Within a relatively short period, eutrophication has led to a reduction of almost 40% in the number of endemic whitefish species in Swiss lakes. Only in deep perialpine lakes least exposed to high nutrient inputs – such as Lakes Thun, Brienz and Lucerne – has the original diversity of endemic species been able to survive. But even these species have become less genetically distinctive. These findings are reported in a study by Eawag and Bern University researchers, published in Nature today.
The decline in the diversity of whitefish species is not merely due to a loss of habitats. Rather, the disappearance of species has been largely caused by the hybridization of formerly distinct species. According to a study by scientists from Eawag and Bern University, this in turn can be explained by the eutrophication of Swiss lakes between 1950 and 1980: as the bottom and deep waters of many lakes were severely oxygen-depleted during this period, deep-feeding or deep-spawning species were deprived of their ecological niche. These specialists, which had evolved since the last ice age, had to move to shallower waters. Here, they interbred with related species, thus losing their genetic and functional distinctiveness within a few generations, in a process known as speciation reversal.
As the paper published today in Nature[i] demonstrates, eutrophication levels not only account for the loss of species but are also responsible for the loss of differentiation among the surviving species. In the 17 pre-alpine lakes studied, the higher the maximum phosphorus concentrations recorded, the greater the loss of genetic diversity and specialization to particular water depths, spawning times or types of feeding among the remaining whitefish species. Evolutionary biologist Ole Seehausen, the lead author of the study, comments: "Speciation reversal appears to be more widespread than has previously been supposed; this process involves the rapid disappearance of species which evolved over thousands of years by adaptation to specific ecological conditions." This means that the protection of biodiversity requires not only the conservation of existing species, but the protection of ecological and evolutionary processes which assure the maintenance of specialists and promote the generation of new species.

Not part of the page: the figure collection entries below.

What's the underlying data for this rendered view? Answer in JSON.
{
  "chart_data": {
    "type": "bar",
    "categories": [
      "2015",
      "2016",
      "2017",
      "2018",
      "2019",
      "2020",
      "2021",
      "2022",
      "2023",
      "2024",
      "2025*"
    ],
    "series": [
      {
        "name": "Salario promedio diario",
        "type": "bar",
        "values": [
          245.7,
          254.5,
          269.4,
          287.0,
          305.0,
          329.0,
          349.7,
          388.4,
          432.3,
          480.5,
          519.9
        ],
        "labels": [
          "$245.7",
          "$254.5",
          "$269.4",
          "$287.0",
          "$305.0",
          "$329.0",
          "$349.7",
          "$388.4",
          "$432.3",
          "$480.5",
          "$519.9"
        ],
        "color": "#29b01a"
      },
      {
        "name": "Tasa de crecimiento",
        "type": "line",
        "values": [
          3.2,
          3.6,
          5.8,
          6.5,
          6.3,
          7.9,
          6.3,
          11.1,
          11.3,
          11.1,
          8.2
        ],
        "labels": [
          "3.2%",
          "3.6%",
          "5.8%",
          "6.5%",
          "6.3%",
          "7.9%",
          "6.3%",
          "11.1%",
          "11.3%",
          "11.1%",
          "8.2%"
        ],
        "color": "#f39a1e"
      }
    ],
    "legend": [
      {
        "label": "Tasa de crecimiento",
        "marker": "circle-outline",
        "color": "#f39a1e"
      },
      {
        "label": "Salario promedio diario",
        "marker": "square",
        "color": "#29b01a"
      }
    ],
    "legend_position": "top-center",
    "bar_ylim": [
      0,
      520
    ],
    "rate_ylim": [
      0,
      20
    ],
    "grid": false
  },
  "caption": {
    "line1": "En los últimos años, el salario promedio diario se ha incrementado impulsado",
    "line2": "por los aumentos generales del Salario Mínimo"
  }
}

Whitefish – suitable objects of investigation
What makes whitefish special is the fact that there are at least 25 perialpine lakes which harbour between one and six endemic species – i.e. species found exclusively in the lake in question. In addition, good historical records and tissue samples exist for these species. This is not only because whitefish is a popular commercial fish, but in particular because whitefish from 17 of these lakes were scientifically studied and classified in a detailed study carried out 60 years ago. The same lakes have now been investigated once again by Seehausen's PhD student Pascal Vonlanthen (Eawag and Bern University): on average, the number of whitefish species has declined by 38%. In seven lakes, the original whitefish populations are now extinct and have been replaced by hatchery stocks (Lakes Geneva, Murten, Sempach, Baldegg, Hallwil, Greifen and Pfäffiker). The only study lakes not suffering any species loss were Lakes Thun, Brienz and Lucerne – deep perialpine waterbodies less seriously affected by eutrophication. In both Lake Walen and Lake Zurich, two of three historical whitefish species have survived, and four of five historical species are still found in Lake Constance. But among the extant species, there has been a strong decline of genetic and ecological distinctiveness and also of phenotypic variation.

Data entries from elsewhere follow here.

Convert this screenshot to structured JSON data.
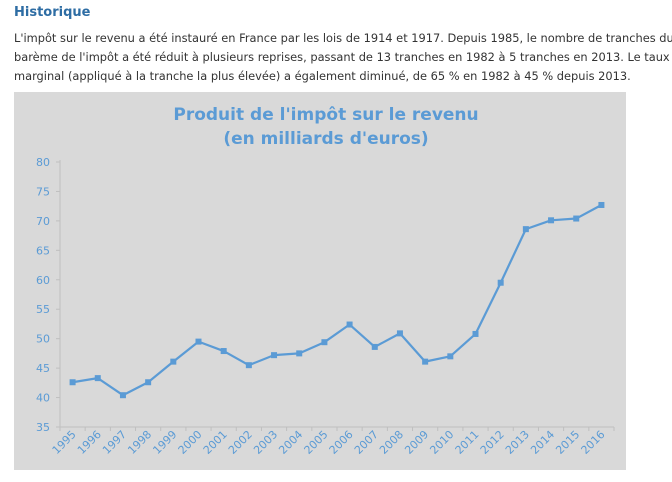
{
  "section": {
    "heading": "Historique",
    "paragraph_lines": [
      "L'impôt sur le revenu a été instauré en France par les lois de 1914 et 1917. Depuis 1985, le nombre de tranches du",
      "barème de l'impôt a été réduit à plusieurs reprises, passant de 13 tranches en 1982 à 5 tranches en 2013. Le taux",
      "marginal (appliqué à la tranche la plus élevée) a également diminué, de 65 % en 1982 à 45 % depuis 2013."
    ]
  },
  "chart_data": {
    "type": "line",
    "title": [
      "Produit de l'impôt sur le revenu",
      "(en milliards d'euros)"
    ],
    "xlabel": "",
    "ylabel": "",
    "categories": [
      "1995",
      "1996",
      "1997",
      "1998",
      "1999",
      "2000",
      "2001",
      "2002",
      "2003",
      "2004",
      "2005",
      "2006",
      "2007",
      "2008",
      "2009",
      "2010",
      "2011",
      "2012",
      "2013",
      "2014",
      "2015",
      "2016"
    ],
    "series": [
      {
        "values": [
          42.6,
          43.3,
          40.4,
          42.6,
          46.1,
          49.5,
          47.9,
          45.5,
          47.2,
          47.5,
          49.4,
          52.4,
          48.6,
          50.9,
          46.1,
          47.0,
          50.8,
          59.5,
          68.6,
          70.1,
          70.4,
          72.7
        ]
      }
    ],
    "yticks": [
      35,
      40,
      45,
      50,
      55,
      60,
      65,
      70,
      75,
      80
    ],
    "ylim": [
      35,
      80
    ],
    "grid": false,
    "legend": "none",
    "colors": {
      "line": "#5b9bd5",
      "text": "#5b9bd5",
      "background": "#d9d9d9",
      "axis": "#bfbfbf"
    }
  }
}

Whitefish are regarded as a model organism by the scientists involved in the study. Seehausen, who is affiliated with both Bern University and Eawag, says: "We must assume that lake eutrophication has caused similar losses of diversity among other fish, and perhaps also among their invertebrate prey species." He also interprets this study as a warning to those in the fishing community who have recently called for the restriction of phosphorus elimination measures at wastewater treatment plants in the hope that fishing yields would be increased as a result of nutrient enrichment: "Even a slight rise in nutrient levels over the natural trophic state of a lake has an impact on species diversity. And if endemic species are lost as a result of eutrophication, this process cannot be reversed." Accordingly, in Seehausen's view, oligotrophic lakes in particular deserve special protection as unique reservoirs of biodiversity, where new species can evolve.